After a landmark broadcast on the BBC, journalist Adrian Tippetts points out in the Pink News the vacuousness of waiting for the first out player in a top UK football team, when the real issue is the need for action within the sport to fight homophobia within management, the team, the pitch, and the stadiums.
Monday’s BBC3 programme Britains Gay Footballers presented by Amal Fashanu, niece of Justin Fashanu, generated serious debate about homophobia in football, in mainstream media and the football blogosphere.
Barnsley FC’s goalie David Preece suggested Amal Fashanu was the wrong choice to investigate the matter.

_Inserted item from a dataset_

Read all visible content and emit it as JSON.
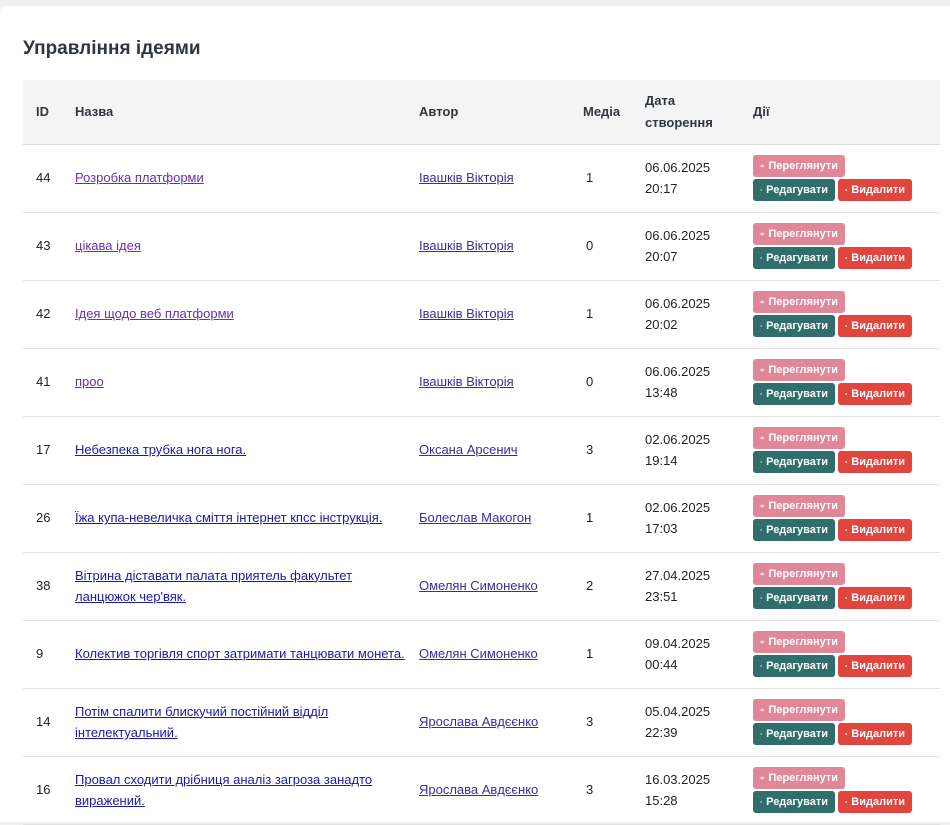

This viewpoint, in an otherwise thoughtful article , is somewhat unkind: it’s arguably the very fact that so few footballers are willing to candidly speak out on homophobia that it has been left to a 23-year media studies graduate and model to ask some hard questions.
Amal deserves credit for being the first to call to account her own father, John Fashanu, whose chilling, public rejection of his vastly more talented brother, compounded the devastation that Justin must have felt.
The programme was most notable for challenging the perception of football being an impenetrable bastion of homophobia. Max Clifford’s intransigent doom-mongering about how coming out would ruin a footballer’s career challenged, by footage of Sweden’s openly gay player Anton Hysén enjoying changing-room banter with team-mates and support from the stands. Perhaps the greatest coup of all was the willingness of a premiership player, QPR captain Joey Barton, to speak out and ridicule ‘archaic’ attitudes of managers who are preventing players from being open.
There is in fact more reason for hope in the offence taken by Preece at what he regards as the demonisation of footballers. “I couldn’t think of a more welcoming place to reveal your sexual preferences than inside a footballer’s dressing room’
However, the overall picture is far from one of acceptance. Homophobic chanting is a weekly endurance for Brighton’s fans; and a string of homophobic callers, one asking for separate changing rooms, left Danny Campbell and guests of his BBC Radio 5 phone-in dumbfounded last Thursday. Statistics show that 29 percent of the UK population thinks same-sex relations are sometimes or always wrong, and an Observer poll in 2008 stated that nearly one in four thinks homosexuality should be recriminalised. Football, being the nation’s favourite sport is simply a barometer of the bigotry that is rife and unchallenged in society.
The disappointment with the programme was that no managers or high-ranking FA officials were interviewed. A significant amount of direction and resources will be needed to change the culture and attitudes within football, through club hierarchies and at grass roots, Sunday league level too.
Currently, the FA and the government are patting themselves on the back for putting together an LGBT charter, full of good intentions about banishing homophobia and transphobia from the game. But the precise details of how this campaign will make life better for LGBT players and supporters are anything but clear.
However, instead of pressing the FA on this matter, the media and some in the gay community obsess themselves with the moronic question: when will we see an out gay player? I suspect this is driven as much by the tabloid press going to ever more desperate measures to titillate readers and buck declining sales figures, and some activists seeking another trophy in the role model cabinet.
Why should a footballer come out to the whole nation? Most of us are out to friends and work-colleagues, but that’s all. True, the media is no longer full of homophobic columnists like the Star’s Brian Hitchen and the Sun’s Gary Bushell, whose innuendo-laden diatribes reinforced the very worst prejudices. But even if the coming out were reported in glowing terms, the very experience of being in the media spotlight can be ruinous for concentration and performance. And as the Leveson inquiry has revealed, the extremes that reporters go to, to sniff out an exclusive could make life intolerable.